We all love to glorify. To raise people up on pedestals and make them infallible, flawed with only perfection. Sports fans are especially guilty of this. We invest so much of ourselves in a team it can be easy to forget that the players we love, people we’ve never really met, are only human. We create and tell stories about heroes and villains. We are suckers for a rags to riches story, and we will fall in love with the underdog every time. However, some of the greatest feats in sports have no hero or great victory with a happy ending. Some are just remarkably human.
Ron Santo played for the Chicago Cubs from 1960 to 1973, according to the National Baseball Hall of Fame. He was a great third baseman who played in the heart of the Cubs’ lineup. More than anything else, Cub fans adored him for his personality. Santo has a plaque at the hall of fame, and on it lists his greatest accomplishments in baseball. He was a nine-time all-star and a five-time gold glove winner. At the bottom of the plaque reads “His courageous fight with diabetes during and after his career served as an inspiration to millions.”

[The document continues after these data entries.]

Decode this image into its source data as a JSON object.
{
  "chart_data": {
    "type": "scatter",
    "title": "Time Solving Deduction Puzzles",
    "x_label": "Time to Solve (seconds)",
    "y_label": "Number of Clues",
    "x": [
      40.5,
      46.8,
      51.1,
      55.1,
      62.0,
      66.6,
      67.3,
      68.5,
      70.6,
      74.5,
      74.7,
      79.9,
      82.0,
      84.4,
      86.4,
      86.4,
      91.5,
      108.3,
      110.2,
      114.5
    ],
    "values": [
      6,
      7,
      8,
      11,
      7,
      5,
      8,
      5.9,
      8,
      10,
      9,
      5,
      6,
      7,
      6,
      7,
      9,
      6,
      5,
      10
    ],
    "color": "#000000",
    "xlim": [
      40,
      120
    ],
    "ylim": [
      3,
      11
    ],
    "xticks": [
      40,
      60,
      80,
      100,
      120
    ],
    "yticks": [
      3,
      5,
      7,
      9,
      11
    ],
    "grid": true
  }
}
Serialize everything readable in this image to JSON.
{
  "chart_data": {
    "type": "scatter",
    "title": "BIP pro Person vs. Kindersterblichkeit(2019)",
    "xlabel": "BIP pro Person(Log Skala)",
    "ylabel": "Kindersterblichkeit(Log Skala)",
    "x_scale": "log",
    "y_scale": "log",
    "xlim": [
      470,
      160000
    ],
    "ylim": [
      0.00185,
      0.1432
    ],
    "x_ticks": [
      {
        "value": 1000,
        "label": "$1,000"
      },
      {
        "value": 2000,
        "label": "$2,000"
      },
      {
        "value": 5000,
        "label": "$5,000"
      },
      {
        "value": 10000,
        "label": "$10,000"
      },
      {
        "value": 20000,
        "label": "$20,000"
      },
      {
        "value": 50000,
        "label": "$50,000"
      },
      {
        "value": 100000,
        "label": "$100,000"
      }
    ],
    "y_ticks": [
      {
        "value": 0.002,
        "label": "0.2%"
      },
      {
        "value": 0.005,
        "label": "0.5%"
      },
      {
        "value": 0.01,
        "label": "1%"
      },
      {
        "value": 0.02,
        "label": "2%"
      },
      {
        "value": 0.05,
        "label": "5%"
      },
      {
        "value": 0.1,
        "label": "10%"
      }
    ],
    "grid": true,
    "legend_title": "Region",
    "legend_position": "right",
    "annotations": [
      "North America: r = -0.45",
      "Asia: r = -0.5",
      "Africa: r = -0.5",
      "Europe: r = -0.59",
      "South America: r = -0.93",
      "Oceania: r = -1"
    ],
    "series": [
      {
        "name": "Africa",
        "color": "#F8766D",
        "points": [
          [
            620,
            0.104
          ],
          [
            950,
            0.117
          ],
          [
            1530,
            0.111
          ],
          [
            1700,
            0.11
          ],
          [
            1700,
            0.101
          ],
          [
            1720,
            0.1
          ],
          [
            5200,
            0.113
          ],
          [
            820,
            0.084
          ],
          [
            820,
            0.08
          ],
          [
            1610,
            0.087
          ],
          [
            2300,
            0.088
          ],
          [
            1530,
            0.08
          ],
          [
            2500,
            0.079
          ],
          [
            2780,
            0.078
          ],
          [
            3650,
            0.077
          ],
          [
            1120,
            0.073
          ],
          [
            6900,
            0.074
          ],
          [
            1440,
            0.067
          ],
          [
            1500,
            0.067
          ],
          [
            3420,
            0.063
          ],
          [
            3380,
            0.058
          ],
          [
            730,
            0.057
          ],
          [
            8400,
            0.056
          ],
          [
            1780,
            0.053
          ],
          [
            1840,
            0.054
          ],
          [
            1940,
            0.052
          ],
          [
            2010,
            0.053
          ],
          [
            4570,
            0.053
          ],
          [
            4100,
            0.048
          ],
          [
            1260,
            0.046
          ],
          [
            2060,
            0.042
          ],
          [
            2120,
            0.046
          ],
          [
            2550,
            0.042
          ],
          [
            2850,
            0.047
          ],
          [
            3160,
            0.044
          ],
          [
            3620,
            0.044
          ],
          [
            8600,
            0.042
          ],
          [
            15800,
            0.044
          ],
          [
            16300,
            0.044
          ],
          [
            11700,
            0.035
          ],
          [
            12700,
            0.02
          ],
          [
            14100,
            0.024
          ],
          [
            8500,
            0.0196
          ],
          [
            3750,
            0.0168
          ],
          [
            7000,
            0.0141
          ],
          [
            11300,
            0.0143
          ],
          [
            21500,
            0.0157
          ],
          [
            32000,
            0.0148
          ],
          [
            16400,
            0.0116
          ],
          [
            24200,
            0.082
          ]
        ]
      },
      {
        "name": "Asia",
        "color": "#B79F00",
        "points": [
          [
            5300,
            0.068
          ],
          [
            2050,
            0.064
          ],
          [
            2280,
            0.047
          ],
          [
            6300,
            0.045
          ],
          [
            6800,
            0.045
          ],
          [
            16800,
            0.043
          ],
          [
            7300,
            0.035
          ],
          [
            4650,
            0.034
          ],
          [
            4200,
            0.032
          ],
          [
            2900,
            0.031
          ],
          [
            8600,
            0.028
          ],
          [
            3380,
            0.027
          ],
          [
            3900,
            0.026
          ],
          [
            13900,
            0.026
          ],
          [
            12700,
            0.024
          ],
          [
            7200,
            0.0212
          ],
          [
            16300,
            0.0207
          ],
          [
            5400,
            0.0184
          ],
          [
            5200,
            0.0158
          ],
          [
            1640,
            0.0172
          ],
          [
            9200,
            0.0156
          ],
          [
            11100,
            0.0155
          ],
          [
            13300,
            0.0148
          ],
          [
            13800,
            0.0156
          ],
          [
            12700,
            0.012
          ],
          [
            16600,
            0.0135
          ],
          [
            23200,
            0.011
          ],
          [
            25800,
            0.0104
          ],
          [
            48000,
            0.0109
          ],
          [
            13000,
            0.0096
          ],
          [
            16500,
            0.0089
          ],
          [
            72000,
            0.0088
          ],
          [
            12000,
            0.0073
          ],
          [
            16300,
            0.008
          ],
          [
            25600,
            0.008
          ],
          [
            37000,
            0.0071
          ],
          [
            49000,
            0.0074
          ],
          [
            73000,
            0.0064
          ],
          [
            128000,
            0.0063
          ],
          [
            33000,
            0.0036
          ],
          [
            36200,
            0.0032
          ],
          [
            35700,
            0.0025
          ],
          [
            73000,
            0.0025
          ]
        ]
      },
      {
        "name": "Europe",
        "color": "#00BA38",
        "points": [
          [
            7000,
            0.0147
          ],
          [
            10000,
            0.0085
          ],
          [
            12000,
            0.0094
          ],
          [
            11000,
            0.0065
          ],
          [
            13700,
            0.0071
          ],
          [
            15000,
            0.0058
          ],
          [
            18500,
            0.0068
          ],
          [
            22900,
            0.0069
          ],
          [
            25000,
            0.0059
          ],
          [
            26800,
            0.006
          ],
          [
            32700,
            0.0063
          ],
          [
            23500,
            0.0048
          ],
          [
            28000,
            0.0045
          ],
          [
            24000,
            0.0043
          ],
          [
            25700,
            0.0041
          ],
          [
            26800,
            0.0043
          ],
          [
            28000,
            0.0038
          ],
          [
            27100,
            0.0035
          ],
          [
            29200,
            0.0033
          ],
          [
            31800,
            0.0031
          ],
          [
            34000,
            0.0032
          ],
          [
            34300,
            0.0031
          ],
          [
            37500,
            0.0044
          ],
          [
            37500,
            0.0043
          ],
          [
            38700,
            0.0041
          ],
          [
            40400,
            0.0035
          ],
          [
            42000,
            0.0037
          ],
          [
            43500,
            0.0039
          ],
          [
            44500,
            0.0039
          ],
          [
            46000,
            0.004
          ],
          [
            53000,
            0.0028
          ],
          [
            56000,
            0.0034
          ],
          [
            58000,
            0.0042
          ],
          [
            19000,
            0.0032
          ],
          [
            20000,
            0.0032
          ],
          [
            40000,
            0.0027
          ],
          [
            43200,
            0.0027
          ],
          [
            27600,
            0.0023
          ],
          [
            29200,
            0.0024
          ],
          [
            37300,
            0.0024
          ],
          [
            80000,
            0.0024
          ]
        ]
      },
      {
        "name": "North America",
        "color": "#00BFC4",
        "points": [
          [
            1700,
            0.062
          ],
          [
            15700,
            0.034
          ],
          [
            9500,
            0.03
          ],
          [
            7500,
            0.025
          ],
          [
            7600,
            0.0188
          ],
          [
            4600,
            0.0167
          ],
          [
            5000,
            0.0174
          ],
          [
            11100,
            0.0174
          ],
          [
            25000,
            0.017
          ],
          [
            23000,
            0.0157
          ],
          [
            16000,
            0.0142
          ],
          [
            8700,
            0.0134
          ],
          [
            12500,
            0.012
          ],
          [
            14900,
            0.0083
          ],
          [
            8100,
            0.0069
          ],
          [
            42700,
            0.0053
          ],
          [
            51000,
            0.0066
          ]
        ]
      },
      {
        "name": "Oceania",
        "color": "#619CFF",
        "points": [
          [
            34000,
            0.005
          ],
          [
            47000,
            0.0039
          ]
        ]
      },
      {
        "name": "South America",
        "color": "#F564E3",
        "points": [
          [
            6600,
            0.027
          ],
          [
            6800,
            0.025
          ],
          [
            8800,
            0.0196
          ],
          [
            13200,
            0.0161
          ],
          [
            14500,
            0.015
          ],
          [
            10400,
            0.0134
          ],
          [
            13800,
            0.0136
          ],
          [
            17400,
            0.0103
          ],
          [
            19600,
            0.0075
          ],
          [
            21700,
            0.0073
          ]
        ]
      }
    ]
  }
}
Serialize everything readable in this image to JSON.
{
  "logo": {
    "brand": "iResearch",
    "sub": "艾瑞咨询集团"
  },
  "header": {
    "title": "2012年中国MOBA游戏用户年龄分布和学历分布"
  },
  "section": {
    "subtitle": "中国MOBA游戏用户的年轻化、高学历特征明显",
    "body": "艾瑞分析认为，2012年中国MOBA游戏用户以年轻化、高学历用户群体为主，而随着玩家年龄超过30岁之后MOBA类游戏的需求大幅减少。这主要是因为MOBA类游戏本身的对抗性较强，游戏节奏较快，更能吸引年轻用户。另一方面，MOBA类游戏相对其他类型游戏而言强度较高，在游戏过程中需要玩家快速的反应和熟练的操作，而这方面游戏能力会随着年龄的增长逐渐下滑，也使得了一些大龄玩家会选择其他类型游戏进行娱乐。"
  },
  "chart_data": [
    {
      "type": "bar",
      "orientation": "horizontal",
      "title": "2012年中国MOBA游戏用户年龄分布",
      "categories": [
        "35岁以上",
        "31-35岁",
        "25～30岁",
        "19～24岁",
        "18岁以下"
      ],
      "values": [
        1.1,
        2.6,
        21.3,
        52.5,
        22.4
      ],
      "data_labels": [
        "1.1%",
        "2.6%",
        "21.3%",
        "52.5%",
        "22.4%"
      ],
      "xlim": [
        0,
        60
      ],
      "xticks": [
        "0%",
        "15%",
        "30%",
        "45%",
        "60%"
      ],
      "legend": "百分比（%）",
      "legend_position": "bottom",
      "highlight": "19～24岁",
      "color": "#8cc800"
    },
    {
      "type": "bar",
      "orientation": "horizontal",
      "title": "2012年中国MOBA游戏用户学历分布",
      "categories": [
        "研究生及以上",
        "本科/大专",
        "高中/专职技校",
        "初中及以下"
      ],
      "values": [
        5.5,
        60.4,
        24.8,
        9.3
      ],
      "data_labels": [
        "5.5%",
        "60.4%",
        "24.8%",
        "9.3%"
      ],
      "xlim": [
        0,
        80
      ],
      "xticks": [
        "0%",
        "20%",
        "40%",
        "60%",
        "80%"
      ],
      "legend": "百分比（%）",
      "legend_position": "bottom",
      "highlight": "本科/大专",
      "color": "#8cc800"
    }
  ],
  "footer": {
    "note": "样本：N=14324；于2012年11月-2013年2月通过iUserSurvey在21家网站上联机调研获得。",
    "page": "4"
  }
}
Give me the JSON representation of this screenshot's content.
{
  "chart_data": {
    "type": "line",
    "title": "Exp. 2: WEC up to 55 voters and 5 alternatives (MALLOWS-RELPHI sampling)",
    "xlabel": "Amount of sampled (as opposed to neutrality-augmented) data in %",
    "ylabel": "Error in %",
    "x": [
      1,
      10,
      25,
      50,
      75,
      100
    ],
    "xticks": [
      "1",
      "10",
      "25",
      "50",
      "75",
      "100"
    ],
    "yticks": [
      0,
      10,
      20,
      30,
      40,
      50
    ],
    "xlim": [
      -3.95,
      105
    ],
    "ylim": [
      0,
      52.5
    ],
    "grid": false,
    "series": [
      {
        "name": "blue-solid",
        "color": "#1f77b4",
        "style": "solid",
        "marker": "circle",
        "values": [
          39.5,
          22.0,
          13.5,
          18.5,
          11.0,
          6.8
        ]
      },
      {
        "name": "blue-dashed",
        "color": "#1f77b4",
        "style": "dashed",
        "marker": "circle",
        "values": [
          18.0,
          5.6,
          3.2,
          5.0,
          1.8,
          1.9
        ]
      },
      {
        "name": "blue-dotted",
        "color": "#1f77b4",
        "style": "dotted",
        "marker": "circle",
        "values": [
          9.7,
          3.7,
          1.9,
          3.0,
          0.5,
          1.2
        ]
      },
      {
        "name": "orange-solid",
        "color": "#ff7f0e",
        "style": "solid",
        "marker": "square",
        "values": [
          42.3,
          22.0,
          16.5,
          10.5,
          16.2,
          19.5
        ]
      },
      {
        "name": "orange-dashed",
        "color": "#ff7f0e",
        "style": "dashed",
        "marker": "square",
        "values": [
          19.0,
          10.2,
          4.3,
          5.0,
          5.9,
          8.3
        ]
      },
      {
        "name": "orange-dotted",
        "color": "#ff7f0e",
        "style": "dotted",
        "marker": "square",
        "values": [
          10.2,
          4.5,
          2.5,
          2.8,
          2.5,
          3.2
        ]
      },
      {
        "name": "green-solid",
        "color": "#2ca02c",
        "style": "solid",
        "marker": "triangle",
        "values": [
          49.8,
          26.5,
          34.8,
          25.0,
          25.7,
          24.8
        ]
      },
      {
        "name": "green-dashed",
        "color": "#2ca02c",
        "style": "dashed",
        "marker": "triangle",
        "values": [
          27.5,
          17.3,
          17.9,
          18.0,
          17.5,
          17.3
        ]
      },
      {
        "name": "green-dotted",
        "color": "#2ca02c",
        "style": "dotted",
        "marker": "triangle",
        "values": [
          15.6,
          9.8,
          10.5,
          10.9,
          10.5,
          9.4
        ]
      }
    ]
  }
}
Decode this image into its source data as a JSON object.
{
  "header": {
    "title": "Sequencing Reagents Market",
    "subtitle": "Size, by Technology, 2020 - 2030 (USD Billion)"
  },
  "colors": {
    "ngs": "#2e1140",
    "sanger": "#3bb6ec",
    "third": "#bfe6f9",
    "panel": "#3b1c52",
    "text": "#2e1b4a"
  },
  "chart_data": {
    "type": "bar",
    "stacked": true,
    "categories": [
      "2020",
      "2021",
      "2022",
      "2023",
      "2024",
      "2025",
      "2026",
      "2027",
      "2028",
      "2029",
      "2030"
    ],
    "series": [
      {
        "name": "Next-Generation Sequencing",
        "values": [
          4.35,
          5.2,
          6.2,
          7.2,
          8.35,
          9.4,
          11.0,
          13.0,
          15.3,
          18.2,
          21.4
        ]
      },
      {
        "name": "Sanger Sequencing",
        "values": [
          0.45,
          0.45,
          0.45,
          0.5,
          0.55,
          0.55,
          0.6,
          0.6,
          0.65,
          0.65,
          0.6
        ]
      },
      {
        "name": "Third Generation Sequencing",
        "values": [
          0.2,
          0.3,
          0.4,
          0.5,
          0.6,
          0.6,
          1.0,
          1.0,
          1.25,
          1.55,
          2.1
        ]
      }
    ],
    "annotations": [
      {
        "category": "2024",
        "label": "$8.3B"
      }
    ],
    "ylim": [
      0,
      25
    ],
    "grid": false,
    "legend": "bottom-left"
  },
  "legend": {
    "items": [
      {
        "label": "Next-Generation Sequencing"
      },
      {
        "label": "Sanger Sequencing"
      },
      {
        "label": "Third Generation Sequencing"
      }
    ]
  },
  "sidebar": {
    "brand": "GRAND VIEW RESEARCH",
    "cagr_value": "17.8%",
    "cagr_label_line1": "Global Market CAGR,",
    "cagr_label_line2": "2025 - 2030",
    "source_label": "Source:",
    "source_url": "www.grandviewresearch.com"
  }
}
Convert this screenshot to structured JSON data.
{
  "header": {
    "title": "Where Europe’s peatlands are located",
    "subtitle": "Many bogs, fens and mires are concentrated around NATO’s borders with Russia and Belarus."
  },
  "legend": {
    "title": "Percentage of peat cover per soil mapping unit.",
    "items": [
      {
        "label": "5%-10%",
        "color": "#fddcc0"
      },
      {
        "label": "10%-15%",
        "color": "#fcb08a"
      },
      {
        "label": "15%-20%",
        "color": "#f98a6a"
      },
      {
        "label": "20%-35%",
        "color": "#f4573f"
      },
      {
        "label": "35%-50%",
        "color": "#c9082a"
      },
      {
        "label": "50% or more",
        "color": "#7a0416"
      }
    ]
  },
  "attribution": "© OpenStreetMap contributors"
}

Truthfully, Santo was a borderline hall of famer. He had a great career, but was never particularly outstanding. He never set any big flashy records or led the league in a big statistic. It took a long time, with his first year of candidacy being in 1980, before he was elected into the hall of fame in 2012. Unfortunately he had died a few years before and could not be there when he finally made it. His wife received the honor in his place, giving an amazing induction speech.
What makes Santo’s career a feat wasn’t his stat line, it was his fight. According to the National Baseball Hall of Fame, Santo was diagnosed with type one juvenile diabetes when he was 18 years old, just as his professional baseball career was starting. The average life expectancy for a juvenile diabetic then was roughly 25 years. Santo kept his diagnoses a secret, fearing it would end his baseball career. He would keep it a secret from the public while playing for 11 years after his Cubs debut before finally sharing his secret with fans. He would continue to play baseball until 1974.
Santo researched the disease to fight it, being successful enough to keep playing. He began taking insulin shots and learned to control his blood sugar. He would eat candy bars or drink orange juice to control his blood sugar during games. It was not a perfect system. According to the New York Times, Santo once went up to the plate with the bases loaded and began seeing three of everything. He decided to swing for the middle pitch, and ended up hitting a grand slam.
Once his playing days ended, Santo went into business for a while before making his was back to baseball as a broadcaster for the Cubs. Fans still loved the personality of the man who used to click his heels together after a victory. Santo became emotionally invested in broadcasts, echoing the highs and lows fans had when they tuned into a Cubs game.
Santo’s health eventually wore him down. Diabetes would go on to take both of his legs, before he would eventually die from complications due to cancer. His old teammates, including some of the greatest Cub players of all time, served as his pallbearers. His broadcast partner Pat Hughes gave a eulogy that caused as many laughs as it did tears.
Ron Santo wasn’t some great hero, his only special power was that he could hit a major league fastball. Santo was really just a man who loved baseball, and people loved him for it.